The Lemuel P. Grant Mansion is a historic house located on St. Paul Avenue between Broyles and Grant streets in the Grant Park neighborhood of Atlanta. It is one of only three antebellum houses in the city of Atlanta still standing in their original locations. It is also by far the closest to what were in the 1860s the Atlanta city limits. The mansion was owned by Lemuel P. Grant, Atlanta's quintessential railroad man as well as a major landowner and civic leaderafter. Grant donated the land for Grant Park, which was named for him.

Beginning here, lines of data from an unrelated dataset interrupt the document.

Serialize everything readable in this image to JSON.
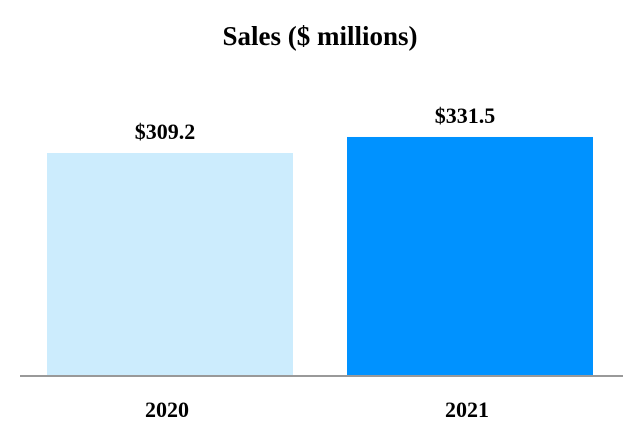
{
  "chart_data": {
    "type": "bar",
    "title": "Sales ($ millions)",
    "xlabel": "",
    "ylabel": "",
    "categories": [
      "2020",
      "2021"
    ],
    "values": [
      309.2,
      331.5
    ],
    "data_labels": [
      "$309.2",
      "$331.5"
    ],
    "colors": [
      "#CCECFD",
      "#0092FF"
    ],
    "axis_color": "#999999",
    "ylim": [
      0,
      350
    ],
    "grid": false,
    "legend": "none"
  }
}
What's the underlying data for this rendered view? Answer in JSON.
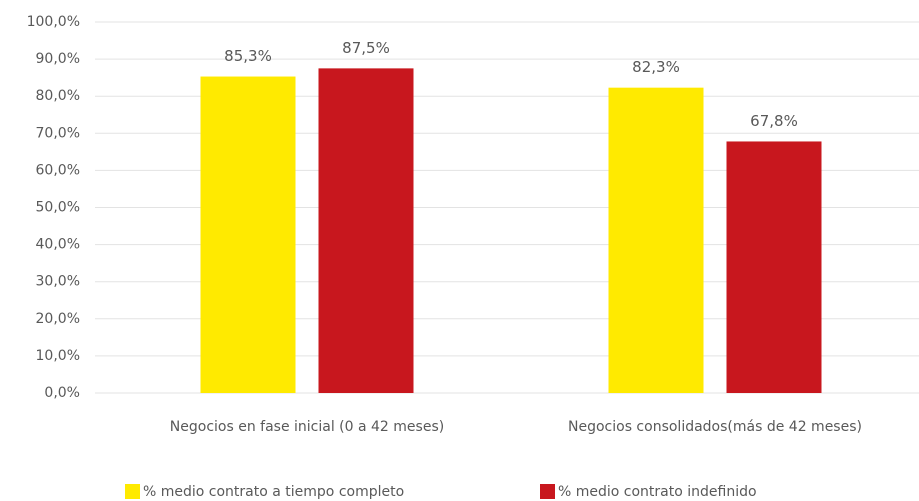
{
  "chart_data": {
    "type": "bar",
    "categories": [
      "Negocios en fase inicial (0 a 42 meses)",
      "Negocios consolidados(más de 42 meses)"
    ],
    "series": [
      {
        "name": "% medio contrato a tiempo completo",
        "color": "#ffea00",
        "values": [
          85.3,
          82.3
        ],
        "value_labels": [
          "85,3%",
          "82,3%"
        ]
      },
      {
        "name": "% medio contrato indefinido",
        "color": "#c8171e",
        "values": [
          87.5,
          67.8
        ],
        "value_labels": [
          "87,5%",
          "67,8%"
        ]
      }
    ],
    "ylim": [
      0,
      100
    ],
    "yticks": [
      {
        "value": 0,
        "label": "0,0%"
      },
      {
        "value": 10,
        "label": "10,0%"
      },
      {
        "value": 20,
        "label": "20,0%"
      },
      {
        "value": 30,
        "label": "30,0%"
      },
      {
        "value": 40,
        "label": "40,0%"
      },
      {
        "value": 50,
        "label": "50,0%"
      },
      {
        "value": 60,
        "label": "60,0%"
      },
      {
        "value": 70,
        "label": "70,0%"
      },
      {
        "value": 80,
        "label": "80,0%"
      },
      {
        "value": 90,
        "label": "90,0%"
      },
      {
        "value": 100,
        "label": "100,0%"
      }
    ],
    "grid": true,
    "legend": "bottom"
  }
}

The three-story, Italianate mansion was built in 1856. The house was constructed of buff stucco with 2 ft wide walls, 10 ft windows, nine fireplaces and a ballroom.

==Civil War==
Union troops did not burn the house during the burning of Atlanta in 1864, despite the fact that it had been used as a Confederate hospital, because they found Masonic paraphernalia in the house, and troops had been instructed not to harm the houses of Masons.

==20th century==
In 1902, golf legend Bobby Jones was born here. The house was later a passion of Gone with the Wind author Margaret Mitchell. Beginning in the 1940s, neglect and fires damaged the mansions; it remained without its four porches and second story, and so part of the first floor was open to the elements.

==Restoration==
In December 2001, the Atlanta Preservation Center purchased the house for $109,000; the house at the time scheduled to be demolished to build two new homes. The center moved its headquarters there in February 2002. In 2006 it completed the stabilization of the mansion's walls and in 2007 purchased an adjoining lot. Restoration of, and improvements to the house and grounds are ongoing. The Center has spent over $1 million on its restoration as of 2023.